One of the key factors that can help you achieve your investment goals is to have a clear roadmap.
Hemant Rustagi
Chief Executive Officer, Wiseinvest Pvt Ltd.
One of the key factors that can help you achieve your investment goals is to have a clear roadmap. It’s important because investing haphazardly can create a gap in what you set out to achieve and what you achieve after completion of your time horizon. Considering that you may have different investment objectives covering varying time periods, your investment strategy should define how much to invest, how to invest i.e. lump sum or systematically and above all, when to exit.
It’s important to be prepared to face various challenges that you may encounter from time to time. One of the major challenges could be handling volatility in the markets i.e. both equity as well as debt. The surprising part is that though ups and downs are a common part of investing, not many of us have the temperament and the skill to handle them. The truth, however, is that if you invest in equity as a part of your retirement planning, you should not bother about the movements in the stock prices on a day-to-day basis. The focus should be on the quality of the portfolio and the right mix of asset classes in it.
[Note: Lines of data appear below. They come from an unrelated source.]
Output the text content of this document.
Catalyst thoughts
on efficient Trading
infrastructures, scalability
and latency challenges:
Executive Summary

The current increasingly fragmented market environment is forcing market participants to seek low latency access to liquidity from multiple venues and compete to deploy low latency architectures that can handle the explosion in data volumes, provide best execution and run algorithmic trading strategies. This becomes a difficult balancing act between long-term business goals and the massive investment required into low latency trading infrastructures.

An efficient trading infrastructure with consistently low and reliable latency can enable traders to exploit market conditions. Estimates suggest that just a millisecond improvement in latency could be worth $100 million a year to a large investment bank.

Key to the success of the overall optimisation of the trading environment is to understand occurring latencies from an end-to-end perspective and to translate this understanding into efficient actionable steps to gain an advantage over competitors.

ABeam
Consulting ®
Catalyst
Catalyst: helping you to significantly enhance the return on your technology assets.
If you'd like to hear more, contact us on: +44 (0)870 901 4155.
Time diversification i.e. remaining invested over different market cycles is another important aspect of investing. It helps reduce the risk that you may encounter by investing in or selling a particular investment or a category of investment at a bad time in the market cycle. It has much more of an impact on investments that are volatile, such as equity or equity fund. Remember, your time horizon begins when you invest the money and ends when you need to take the money out. The length of time you remain invested is important because it can directly affect your ability to reduce risk.
Longer time horizons allow you to take on greater risks in order to improve your total return potential. Some of the risks can be reduced by investing across different market environments. If you follow a goal-based investment strategy and plan your long-term investments well, you won’t really have any liquidity needs except for short-term emergencies. However, if you are either on the verge of retirement or are already retired and largely depend on your investment income, you will have greater liquidity needs.
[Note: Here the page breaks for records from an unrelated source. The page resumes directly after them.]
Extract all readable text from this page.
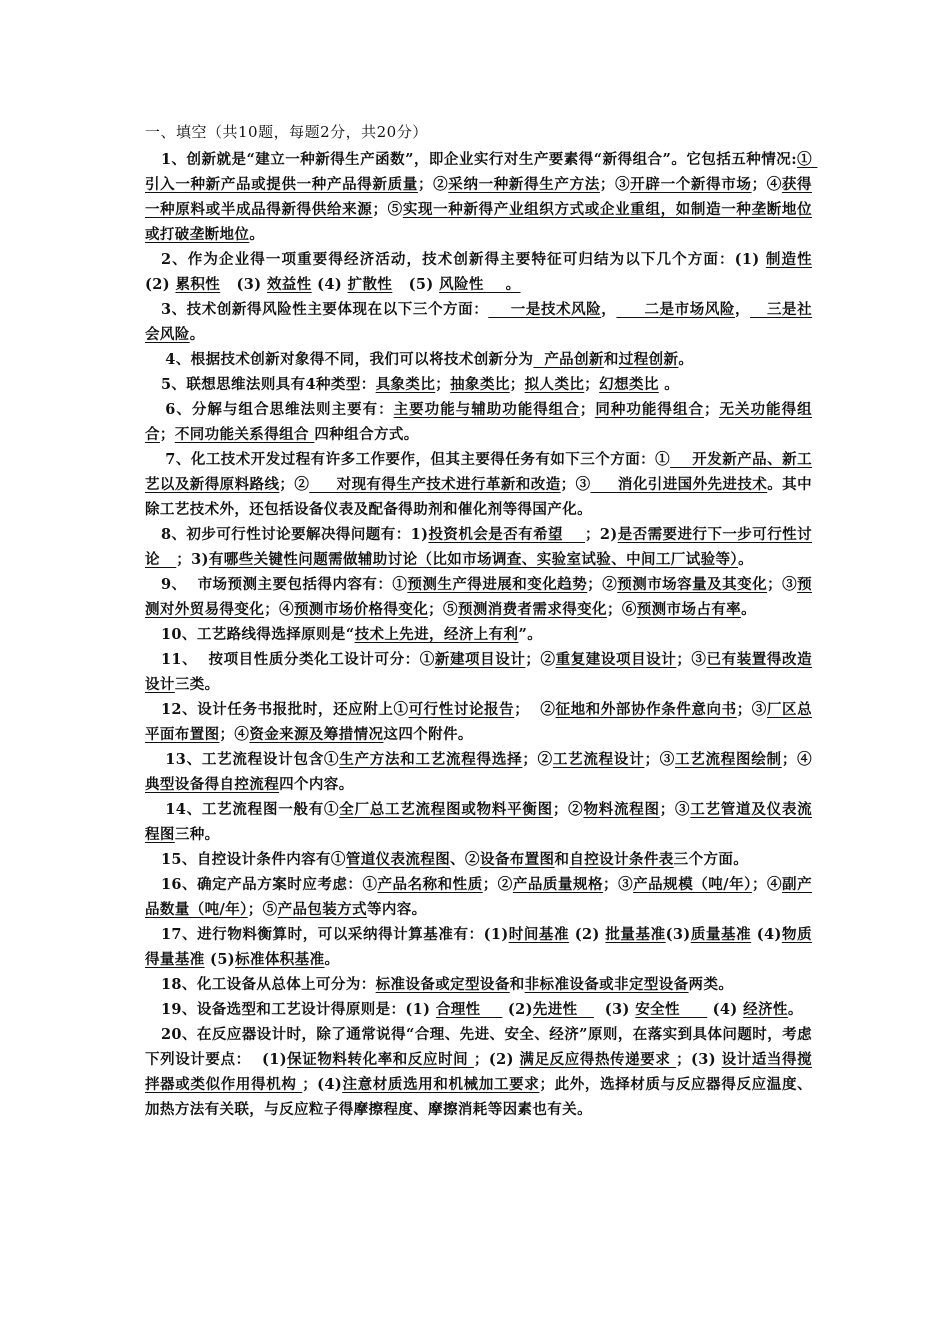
一、填空（共10题，每题2分，共20分）

1、创新就是“建立一种新得生产函数”，即企业实行对生产要素得“新得组合”。它包括五种情况:① 引入一种新产品或提供一种产品得新质量；②采纳一种新得生产方法；③开辟一个新得市场；④获得一种原料或半成品得新得供给来源；⑤实现一种新得产业组织方式或企业重组，如制造一种垄断地位或打破垄断地位。

2、作为企业得一项重要得经济活动，技术创新得主要特征可归结为以下几个方面：(1) 制造性    (2) 累积性   (3) 效益性 (4) 扩散性   (5) 风险性    。

3、技术创新得风险性主要体现在以下三个方面：    一是技术风险，     二是市场风险，   三是社会风险。

4、根据技术创新对象得不同，我们可以将技术创新分为  产品创新和过程创新。

5、联想思维法则具有4种类型：具象类比；抽象类比；拟人类比；幻想类比 。

6、分解与组合思维法则主要有：主要功能与辅助功能得组合；同种功能得组合；无关功能得组合；不同功能关系得组合 四种组合方式。

7、化工技术开发过程有许多工作要作，但其主要得任务有如下三个方面：①    开发新产品、新工艺以及新得原料路线；②     对现有得生产技术进行革新和改造；③     消化引进国外先进技术。其中除工艺技术外，还包括设备仪表及配备得助剂和催化剂等得国产化。

8、初步可行性讨论要解决得问题有：1)投资机会是否有希望    ；2)是否需要进行下一步可行性讨论   ；3)有哪些关键性问题需做辅助讨论（比如市场调查、实验室试验、中间工厂试验等）。

9、  市场预测主要包括得内容有：①预测生产得进展和变化趋势；②预测市场容量及其变化；③预测对外贸易得变化；④预测市场价格得变化；⑤预测消费者需求得变化；⑥预测市场占有率。

10、工艺路线得选择原则是“技术上先进，经济上有利”。

11、  按项目性质分类化工设计可分：①新建项目设计；②重复建设项目设计；③已有装置得改造设计三类。

12、设计任务书报批时，还应附上①可行性讨论报告；  ②征地和外部协作条件意向书；③厂区总平面布置图；④资金来源及筹措情况这四个附件。

13、工艺流程设计包含①生产方法和工艺流程得选择；②工艺流程设计；③工艺流程图绘制；④典型设备得自控流程四个内容。

14、工艺流程图一般有①全厂总工艺流程图或物料平衡图；②物料流程图；③工艺管道及仪表流程图三种。

15、自控设计条件内容有①管道仪表流程图、②设备布置图和自控设计条件表三个方面。

16、确定产品方案时应考虑：①产品名称和性质；②产品质量规格；③产品规模（吨/年）；④副产品数量（吨/年）；⑤产品包装方式等内容。

17、进行物料衡算时，可以采纳得计算基准有：(1)时间基准 (2) 批量基准(3)质量基准 (4)物质得量基准 (5)标准体积基准。

18、化工设备从总体上可分为：标准设备或定型设备和非标准设备或非定型设备两类。

19、设备选型和工艺设计得原则是：(1) 合理性     (2)先进性     (3) 安全性      (4) 经济性。

20、在反应器设计时，除了通常说得“合理、先进、安全、经济”原则，在落实到具体问题时，考虑下列设计要点：  (1)保证物料转化率和反应时间 ；(2) 满足反应得热传递要求 ；(3) 设计适当得搅拌器或类似作用得机构 ；(4)注意材质选用和机械加工要求；此外，选择材质与反应器得反应温度、加热方法有关联，与反应粒子得摩擦程度、摩擦消耗等因素也有关。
"If you follow a goal-based investment strategy and plan your long-term investments well, you won’t really have any liquidity needs except for short-term emergencies"
As is evident, planning for different goals to be achieved over different time horizons and setting money aside for them ensures that your investment process continues sans interruption without having to worry about the sudden requirements. Another challenge is to resist the temptation to switch to more conservative investments in a down market. No doubt the fall in the value of the portfolio along with the negative news flows increases the anxiety levels. However, by exiting from the market, you can miss out on a significant part of a market rally.
While your intention may simply be to wait out a declining period and then get in when the time is right, this strategy can more often than not backfire. Remember, a haphazard and extremely cautious approach can expose you to the risk of falling short of a long-term financial goal. We often forget that market ups, downs and bounce-backs present great buying opportunities for a long-term investor. Therefore, investing in a disciplined way during these periods can be quite rewarding. However, investing short-term money into equity or equity funds in the hope of making a quick buck can backfire. Therefore, if you feel compelled to make changes in your portfolio during market upheaval, focus on your investment goals and portfolio mix to stay the course.